In social services, an excessive workload often manifests itself as too much work in relation to the responsibilities and demands involved, and the amount of work being too large to complete within working hours.
Social welfare work is multifaceted and dependent on many factors outside the social worker themself. Work can be carried out in many different ways; there is no one single way to achieve a good result.
Workload indicators
Talentia has defined two workload indicators:
1) Indicator of the distribution and use of working hours, shown by the amount of tasks in the calendar for a day, week or month: the 60/40 model
60 % direct client work: preparation, planning, decision-making, documentation, reporting, cooperation, or consultation for a certain client or client group
40 % development work, indirect client work: cooperation, networking, development, advocacy, planning, general reporting and communication, continuing education, or work counselling.
2) Indicator and recommendation for a maximum number of clients
The number of clients is affected by many different factors, including the intensity of work and the clients’ varying service needs, different change and rehabilitation goals, opportunities for consultation, and time limits imposed by legislation, i.e. the social guarantee.
In early childhood education, the staff/children ratio and employee structure are defined by legislation.
Talentia’s staff dimensioning recommendation
- Working-age clients: no more than 35–50 clients / social worker or social instructor
- Child welfare: No more than 30 families / social worker when the families have 1 or 2 children. If there are more children per family, the number of families must be reduced. No more than 15 families / family worker, if the families have 1 or 2 children. If there are more children per family, the number of families must be reduced.
A social worker should not be responsible for the affairs of more than 40 children.
What can I do?
Are you aware of the purpose and goal of your work?
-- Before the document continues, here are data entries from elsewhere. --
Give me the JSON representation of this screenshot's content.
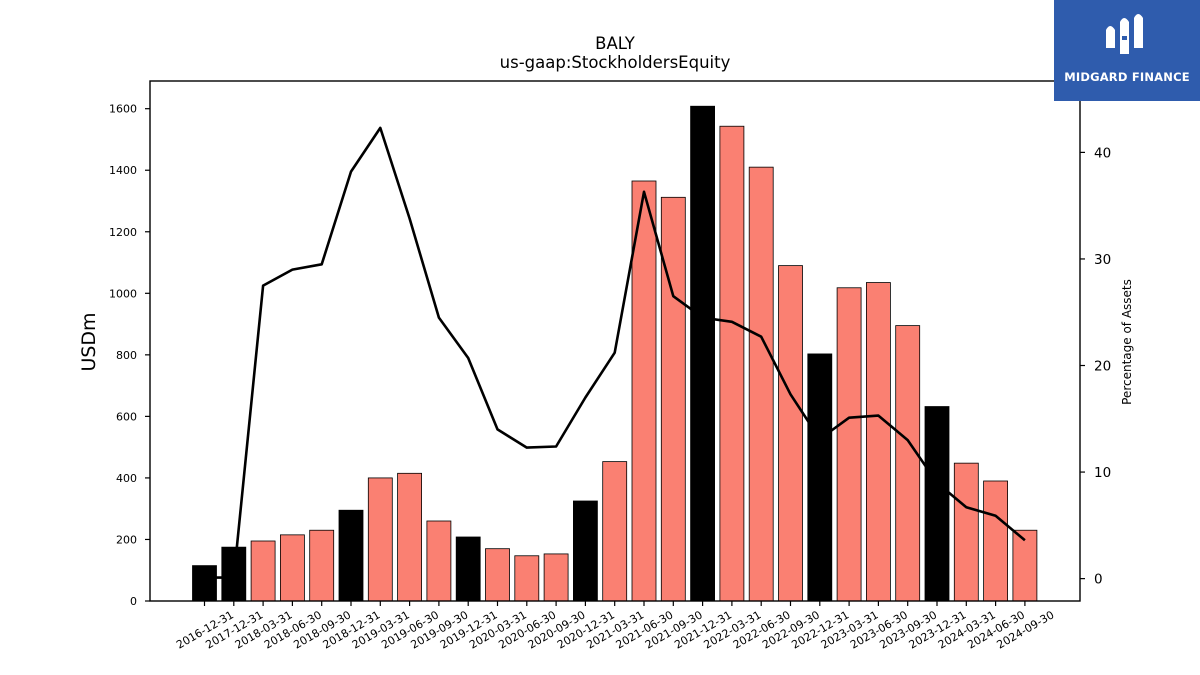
{
  "chart_data": {
    "type": "bar",
    "title": "BALY",
    "subtitle": "us-gaap:StockholdersEquity",
    "ylabel": "USDm",
    "y2label": "Percentage of Assets",
    "ylim": [
      0,
      1690
    ],
    "y2lim": [
      -2.1,
      46.7
    ],
    "yticks": [
      0,
      200,
      400,
      600,
      800,
      1000,
      1200,
      1400,
      1600
    ],
    "y2ticks": [
      0,
      10,
      20,
      30,
      40
    ],
    "categories": [
      "2016-12-31",
      "2017-12-31",
      "2018-03-31",
      "2018-06-30",
      "2018-09-30",
      "2018-12-31",
      "2019-03-31",
      "2019-06-30",
      "2019-09-30",
      "2019-12-31",
      "2020-03-31",
      "2020-06-30",
      "2020-09-30",
      "2020-12-31",
      "2021-03-31",
      "2021-06-30",
      "2021-09-30",
      "2021-12-31",
      "2022-03-31",
      "2022-06-30",
      "2022-09-30",
      "2022-12-31",
      "2023-03-31",
      "2023-06-30",
      "2023-09-30",
      "2023-12-31",
      "2024-03-31",
      "2024-06-30",
      "2024-09-30"
    ],
    "series": [
      {
        "type": "bar",
        "values": [
          115,
          175,
          195,
          215,
          230,
          295,
          400,
          415,
          260,
          208,
          170,
          147,
          153,
          325,
          453,
          1365,
          1312,
          1608,
          1543,
          1410,
          1090,
          803,
          1018,
          1035,
          895,
          632,
          448,
          390,
          230
        ],
        "colors": [
          "#000000",
          "#000000",
          "#fa8072",
          "#fa8072",
          "#fa8072",
          "#000000",
          "#fa8072",
          "#fa8072",
          "#fa8072",
          "#000000",
          "#fa8072",
          "#fa8072",
          "#fa8072",
          "#000000",
          "#fa8072",
          "#fa8072",
          "#fa8072",
          "#000000",
          "#fa8072",
          "#fa8072",
          "#fa8072",
          "#000000",
          "#fa8072",
          "#fa8072",
          "#fa8072",
          "#000000",
          "#fa8072",
          "#fa8072",
          "#fa8072"
        ]
      },
      {
        "type": "line",
        "axis": "right",
        "color": "#000000",
        "values": [
          0.1,
          0.1,
          27.5,
          29.0,
          29.5,
          38.2,
          42.3,
          33.8,
          24.5,
          20.7,
          14.0,
          12.3,
          12.4,
          17.0,
          21.2,
          36.3,
          26.5,
          24.5,
          24.1,
          22.7,
          17.3,
          13.1,
          15.1,
          15.3,
          13.0,
          9.0,
          6.7,
          5.9,
          3.6
        ]
      }
    ]
  },
  "logo": {
    "text": "MIDGARD FINANCE"
  }
}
Are you aware of your working hours? Are you able to fulfill the demands of your job within the time available? Do you think your workload is appropriate (too much – not too much, not too little – too little work)? What would be better and why?
- Consult your calendar: how are your working hours allocated to different tasks?
- Discuss workloads with your colleagues: speak about them at workplace meetings.
- Talk to your supervisor about your workload in connection with the development discussion, if not before. Propose a survey or monitoring tool that can also be presented to management and decision-makers.
- Bring it up in work counselling.
- If your workload gets too heavy and starts to wear you out, talk about it to the shop steward and your occupational health care provider. They will support you also in a preemptive manner.